KB: Why is art therapy important during a time when a lot of us are experiencing higher levels of stress and anxiety?
EH: Creating art is an activity that can ground us, relieve stress and allow us to be in the present. My approach to art therapy is based on current neurobiological research, and the activities that I choose are based on how our brain copes with trauma. In the early stages, which we are all experiencing during this pandemic, activities that soothe and regulate the nervous system are important. Rhythmic activities such as knitting, crocheting, beading and drawing mandalas, and sensory activities like clay, slime, finger painting and playdough, ork with the lower brain and nervous system to lower stress and anxiety. Grounding in our bodies and regulating ourselves are crucial in times of crisis, which makes art-making a great way to cope.
Examples art therapy activities that you can try
1. Take photos
One of the easiest activities to do outside is to take photos. Photo art therapy is the fastest and easiest way to be brought into the moment and save a piece of it. This can be done anywhere and is fast and easy. I worked for one month on a project where every time I was in nature and saw something that caught my eye and brought me joy, I would snap a photo of it. At the end of the month I had tons of photos of neat, unusual or beautiful things! It helped to ease me in to being more comfortable outdoors and taking time to appreciate the world around me more.
Maple trees (Photo by Kayla Burak/NCC staff)

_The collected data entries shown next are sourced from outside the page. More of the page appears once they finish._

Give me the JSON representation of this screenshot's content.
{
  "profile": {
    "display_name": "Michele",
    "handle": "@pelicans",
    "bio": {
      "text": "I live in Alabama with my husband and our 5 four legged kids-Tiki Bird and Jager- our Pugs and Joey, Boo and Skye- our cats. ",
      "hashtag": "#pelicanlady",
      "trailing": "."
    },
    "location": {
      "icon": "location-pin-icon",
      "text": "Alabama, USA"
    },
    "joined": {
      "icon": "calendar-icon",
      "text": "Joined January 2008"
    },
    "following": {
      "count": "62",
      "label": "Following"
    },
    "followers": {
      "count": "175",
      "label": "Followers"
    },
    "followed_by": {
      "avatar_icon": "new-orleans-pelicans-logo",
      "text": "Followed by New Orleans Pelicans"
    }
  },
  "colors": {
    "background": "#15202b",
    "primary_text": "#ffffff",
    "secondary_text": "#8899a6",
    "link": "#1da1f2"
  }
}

I remember being in awe of a maple tree showing its fall colours! Doing this activity reminds us to slow down and take time to enjoy what the natural world has to offer.
2. Nature mandalas
One of my favourite outdoor art activities is creating nature mandalas. This activity is good for people of all ages and can be done on the ground or a table. Mandalas have been a spiritual practice for many cultures from all over the world, including the sand mandalas created by Buddhist monks. They use coloured sand to create incredibly elaborate round designs, sweeping them away once completed.
A nature mandala (Photo by Randi Martin)
To create your own mandala, start in a yard, park, beach or field, collecting objects that catch your eye. Please ensure that you are only using materials found in your backyard, or an area that is not protected or sensitive. If possible, place the materials back when your activity is complete. Then, starting from the middle, arrange the materials in concentric circles. These can be made large and small, detailed or simple, and in pairs or alone. Try taking turns placing “rings” to see what you can create with a partner. This photo from my colleague Randi Martin is a large and simple nature mandala that was created collectively during an outdoor retreat.
3. Watercolour landscapes
Another activity that I love for all ages is small-scale watercolour landscapes. While sitting outside, try using watercolour paints on a postcard or smaller sized paper (thick and slightly textured is best) to capture something that you see; it can be as small as a single flower, or the whole scene. Watercolour is a really forgiving medium and suits the landscape style perfectly. Look often between your subject and your painting, and don’t worry about capturing it exactly.
KB: What would you say to someone who is thinking about taking up a nature-based art activity like this but isn’t sure how or where to start?
EH: I think the best way to start is doing an art activity or hobby that is already familiar and enjoyable to you is to do it outdoors! It’s a great way to ease in and experience the healing and soothing benefits in an accessible way. Notice how your body and mind feel before starting, and afterwards, make notes of any changes.